If Europe doesn’t start standardising on some of the ICT systems it is intending to install over the next decade or so, it is going to be in a mess, according to Jozef Cornu, president of the Information Society Technologies Advisory Group (ISTAG) which advises the EC on ICT strategy.
“Eurostar has six different signalling systems which adds considerably to costs. If we don’t standardise on electronic tolling we will have trucks with ten different electronic payment systems,” Cornu told the MEDEA+ annual forum in Monte Carlo last week.
Cornu argued that it was necessary to think through ICT deployment at a much earlier stage than we are used to if we are to get the benefit of them.
Cornu noted that standardisation was at odds with democracy, but argued: “Past success has been based on standards like GSM. It’s clear Europe has lost leadership in markets for products and services, and this needs to be taken in hand, and we should make standardisation a priority for R&D sponsorship.”
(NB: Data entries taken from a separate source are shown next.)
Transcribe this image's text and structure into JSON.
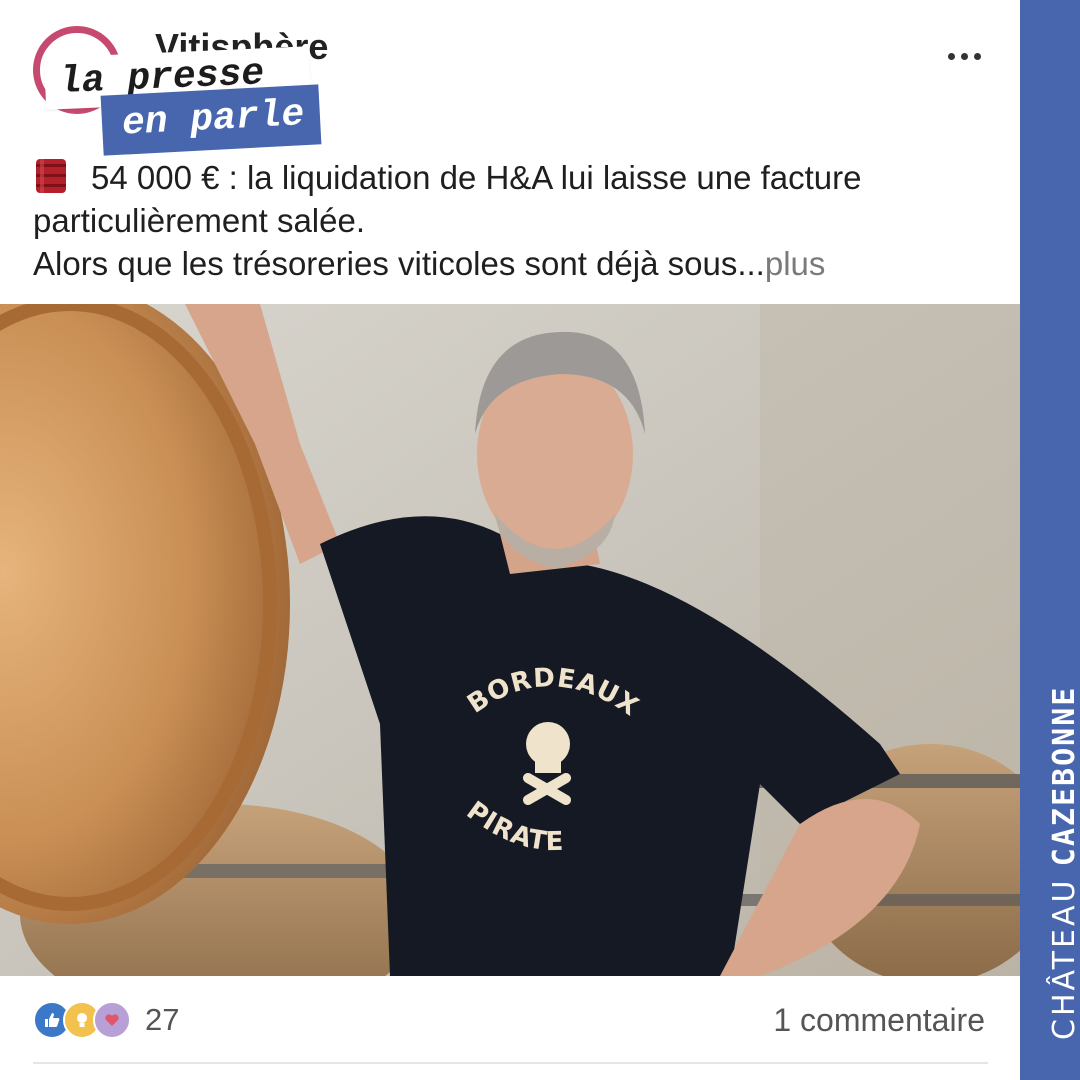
{
  "header": {
    "page_name": "Vitisphère",
    "more_menu_icon": "ellipsis-icon"
  },
  "badge": {
    "line1": "la presse",
    "line2": "en parle"
  },
  "post": {
    "emoji_icon": "barrel-icon",
    "line1": "54 000 € : la liquidation de H&A lui laisse une facture particulièrement salée.",
    "line2": "Alors que les trésoreries viticoles sont déjà sous...",
    "more_label": "plus"
  },
  "photo": {
    "shirt_text_top": "BORDEAUX",
    "shirt_text_bottom": "PIRATE"
  },
  "footer": {
    "reaction_icons": [
      "like-icon",
      "idea-icon",
      "love-icon"
    ],
    "reaction_count": "27",
    "comments_label": "1 commentaire"
  },
  "brand": {
    "thin": "CHÂTEAU",
    "bold": "CAZEBONNE",
    "color": "#4766ad"
  },
  "colors": {
    "avatar_ring": "#c64a6f",
    "band": "#4766ad"
  }
}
Cornu pointed out areas where ICT can make a big difference: boosting usage of the train system where capacity is clearly not being fully utilised; helping delay the retirement age by providing re-education and re-training; defraying health-care costs by monitoring old peoples’ vital signs and transmitting them; and even boosting the European content of DVDs.
Cornu sees us as being at that early stage following the introduction of a revolutionary technology when we indulge in illogical mania and financial bubbles. It happened when canals were being built, then with the railways, now with the Internet.